Carlisle Brigham was discovered on the steps with wounds to her neck and face at 191 Orchard St., between East Houston and Stanton streets, the NYPD and the FDNY said. Police said she suffered a slash wound to her throat, but sources told DNAinfo.com New York that her death may have been a tragic accident from a fall.
“We’re all devastated,” said relative Barbara Brigham, 66, of Hilton Head, S.C. “She was a wonderful young woman. It’s unbelievable.”
Carlisle Brigham, a transplant from St. Louis, Mo., was estranged from her husband and was staying in the Orchard Street building with a male friend, sources said.
Sources said she had been drinking Monday morning and called another male friend to thell him, “I am not happy with my life.”
The friend then left work and rushed back to the building. When he got there, the police were already on the scene, sources said.
Brigham was married a year ago to Anthony Champalimaud, according to a New York Times wedding announcement, which said he worked as the vice president for acquisition, strategy and development for the hotel division of YTL, a Malaysian conglomerate.
At the time of her wedding she was described as an intern who helped care for the paleontology collections at the American Museum of Natural History.
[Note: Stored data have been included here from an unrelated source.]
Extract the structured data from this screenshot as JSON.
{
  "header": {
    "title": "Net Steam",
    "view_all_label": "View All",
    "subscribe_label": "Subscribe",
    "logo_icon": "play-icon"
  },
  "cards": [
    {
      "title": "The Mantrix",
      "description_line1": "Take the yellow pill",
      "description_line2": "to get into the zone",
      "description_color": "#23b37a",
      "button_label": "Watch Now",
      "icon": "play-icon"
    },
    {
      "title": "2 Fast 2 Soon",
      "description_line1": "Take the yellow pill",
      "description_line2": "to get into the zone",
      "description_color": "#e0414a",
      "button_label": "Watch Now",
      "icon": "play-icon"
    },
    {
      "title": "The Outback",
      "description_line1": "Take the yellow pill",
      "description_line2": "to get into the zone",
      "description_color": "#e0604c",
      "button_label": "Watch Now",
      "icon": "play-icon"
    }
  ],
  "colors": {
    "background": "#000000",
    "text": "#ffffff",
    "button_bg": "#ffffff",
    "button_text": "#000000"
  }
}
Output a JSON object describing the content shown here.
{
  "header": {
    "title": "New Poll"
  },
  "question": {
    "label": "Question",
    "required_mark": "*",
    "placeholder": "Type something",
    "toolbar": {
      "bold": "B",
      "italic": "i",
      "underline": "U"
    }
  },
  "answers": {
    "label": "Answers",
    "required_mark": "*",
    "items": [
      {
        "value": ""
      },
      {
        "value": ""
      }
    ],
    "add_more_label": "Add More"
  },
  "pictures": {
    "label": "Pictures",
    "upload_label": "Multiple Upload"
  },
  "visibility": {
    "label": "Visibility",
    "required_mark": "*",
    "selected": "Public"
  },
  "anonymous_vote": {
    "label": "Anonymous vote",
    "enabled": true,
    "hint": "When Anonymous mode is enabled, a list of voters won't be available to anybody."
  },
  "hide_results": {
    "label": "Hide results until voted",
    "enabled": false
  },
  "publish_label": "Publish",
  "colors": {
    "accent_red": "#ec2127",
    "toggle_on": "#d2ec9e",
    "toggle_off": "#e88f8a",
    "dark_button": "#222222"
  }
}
Her LinkedIn profile, however, said she left the museum as a model maker, artifact handler and diaroma designer in April.
Champalimaud, who sources said was away on business in London, received a master’s in real estate development from Columbia University, according to the Times wedding announcement. It said Brigham graduated from the University of Mary Washington in Fredericksburg, Va.
Her father, James R. Brigham Jr., was the chairman of the New York City Public Development Corporation from 1981 to 1985 and from was the city’s budget director from 1978 to 1981, as the city was recovering from its fiscal crisis, the announcement noted.